David Clark Company

David Clark Company, Inc.
Private Corporation
Industry Electronics and textiles manufacturing
Founded 1935
Founder David M. Clark
Headquarters Worcester, Massachusetts, United States
Key people
Richard M. Urella, President
Products Communication headsets, protective clothing and equipment
$20 to $50 million (est.)
Number of employees
300 (est., D&B)
Subsidiaries Air-Lock, Inc.
Website www.davidclark.com

David Clark Company, Inc. is an American manufacturer, best known for noise attenuating headsets with boom microphones.

Located in Worcester, Massachusetts, the company was founded in 1935 by David M. Clark. It started in the textile business with the development of unique knitted materials for specialty undergarments and over time evolved to making aerospace and communications related products.

David Clark Company (DCC) is housed in a four-story building containing approximately 215,000 square feet (20,000 m2) of working area. DCC designs and manufactures a wide variety of aerospace and industrial protective equipment, including pressure-space suit systems, anti-G suits, noise attenuating communication headset systems and several medical/safety products. DCC has been involved in the design and manufacture of air-space crew protective equipment since 1941, beginning with the design and development of the first standard anti-G suits and valves used by allied fighter pilots during World War II.
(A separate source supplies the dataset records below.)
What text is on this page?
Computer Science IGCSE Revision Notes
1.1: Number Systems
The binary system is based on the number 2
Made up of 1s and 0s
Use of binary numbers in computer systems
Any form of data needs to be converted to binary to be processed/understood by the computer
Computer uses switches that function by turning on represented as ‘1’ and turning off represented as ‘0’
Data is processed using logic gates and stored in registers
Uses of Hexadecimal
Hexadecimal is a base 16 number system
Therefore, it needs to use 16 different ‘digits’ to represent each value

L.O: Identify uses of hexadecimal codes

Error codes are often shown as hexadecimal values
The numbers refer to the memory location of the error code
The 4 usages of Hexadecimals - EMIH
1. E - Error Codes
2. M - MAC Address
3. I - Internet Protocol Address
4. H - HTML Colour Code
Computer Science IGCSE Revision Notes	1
DCC has designed and manufactured pressure/space suits. It developed partial pressure suits for NASA's Bell X-1 rocket-powered research aircraft in the 1940s, and full pressure suits for the D558-2 and North American X-15 research aircraft in the 1950s. DCC's X-15 suit design became the basis for all of its subsequent full pressure suits, including the space suits worn by astronauts for the first U.S. extravehicular activities (EVA) conducted during NASA's Project Gemini.
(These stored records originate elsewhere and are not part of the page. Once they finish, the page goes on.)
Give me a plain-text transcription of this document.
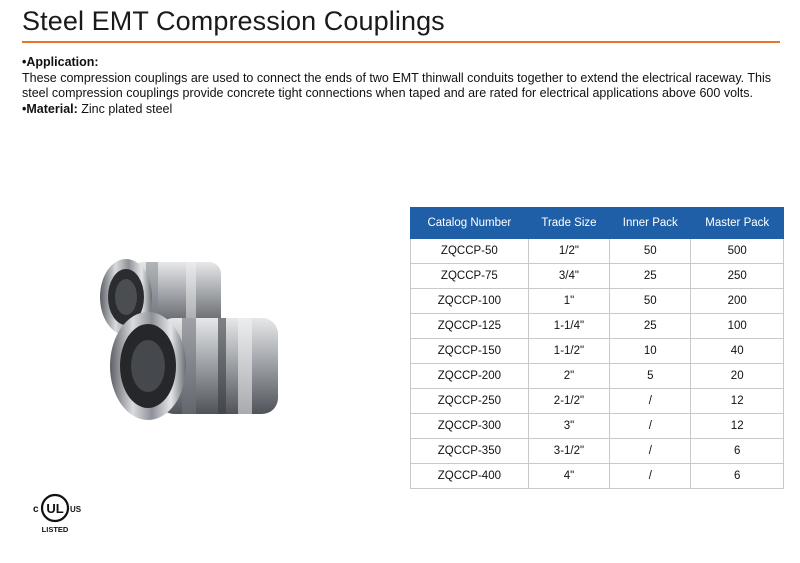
Steel EMT Compression Couplings
•Application:
These compression couplings are used to connect the ends of two EMT thinwall conduits together to extend the electrical raceway. This steel compression couplings provide concrete tight connections when taped and are rated for electrical applications above 600 volts.
•Material: Zinc plated steel
Catalog Number	Trade Size	Inner Pack	Master Pack
ZQCCP-50	1/2"	50	500
ZQCCP-75	3/4"	25	250
ZQCCP-100	1"	50	200
ZQCCP-125	1-1/4"	25	100
ZQCCP-150	1-1/2"	10	40
ZQCCP-200	2"	5	20
ZQCCP-250	2-1/2"	/	12
ZQCCP-300	3"	/	12
ZQCCP-350	3-1/2"	/	6
ZQCCP-400	4"	/	6
c UL US
LISTED
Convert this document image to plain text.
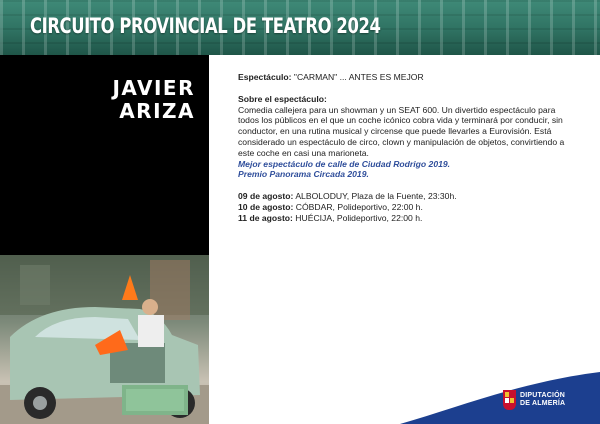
CIRCUITO PROVINCIAL DE TEATRO 2024
JAVIER
ARIZA

Espectáculo: "CARMAN" ... ANTES ES MEJOR

Sobre el espectáculo:

Comedia callejera para un showman y un SEAT 600. Un divertido espectáculo para todos los públicos en el que un coche icónico cobra vida y terminará por conducir, sin conductor, en una rutina musical y circense que puede llevarles a Eurovisión. Está considerado un espectáculo de circo, clown y manipulación de objetos, convirtiendo a este coche en casi una marioneta.

Mejor espectáculo de calle de Ciudad Rodrigo 2019.

Premio Panorama Circada 2019.

09 de agosto: ALBOLODUY, Plaza de la Fuente, 23:30h.

10 de agosto: CÓBDAR, Polideportivo, 22:00 h.

11 de agosto: HUÉCIJA, Polideportivo, 22:00 h.

DIPUTACIÓN
DE ALMERÍA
Since 1946, DCC's continuous pressure suit research and development efforts, sponsored largely by the Department of Defense to support its USAF high-altitude aircraft (Lockheed U-2 and SR-71) programs, resulted in the late 1980s development of a new generation pressure suit. The result was the S1034 Pilot's Protective Assembly (PPA). The S1034 PPA has since become the USAF and DoD standard pressure suit and served as the basis for NASA's S1035 Advanced Crew Escape Suit (ACES). This was adopted for the Space Shuttle program, replacing DCC's (partial pressure) S1032 Launch Entry Suit (LES). Both the S1034 PPA and S1035 ACES continue to be used by the USAF and NASA.

Throughout the 1990s, DCC conducted Engineering Design and Development activities for the USAF Advanced Technology Anti-G Suit (ATAGS) program. This included the design and analysis of advanced ATAGS/Combat Edge vest designs for F-22 Raptor.

DCC designed and developed the Tactical Flyer's Ensemble (United States Patent 7,076,808). Research has also been conducted to develop the next generation of advanced pressure/space suit systems which will be required to satisfy emerging manned space exploration requirements. This included the development of the S1035-X ("D-suit") in the late 1990s and the follow-on Enhanced Mobility ACES circa 2005.

In 2008 DCC, along with its subsidiary, Air-Lock, Inc. of Milford, Connecticut, partnered with Houston, Texas-based Oceaneering Space Systems to develop the Constellation Space Suit System (CSSS) for use on the then-upcoming Constellation program.

In 2010 they designed, developed and fabricated pressure suits utilized on the Red Bull Stratos project, with which Felix Baumgartner performed a record-breaking free fall from a high-altitude balloon on 14 October 2012.[1]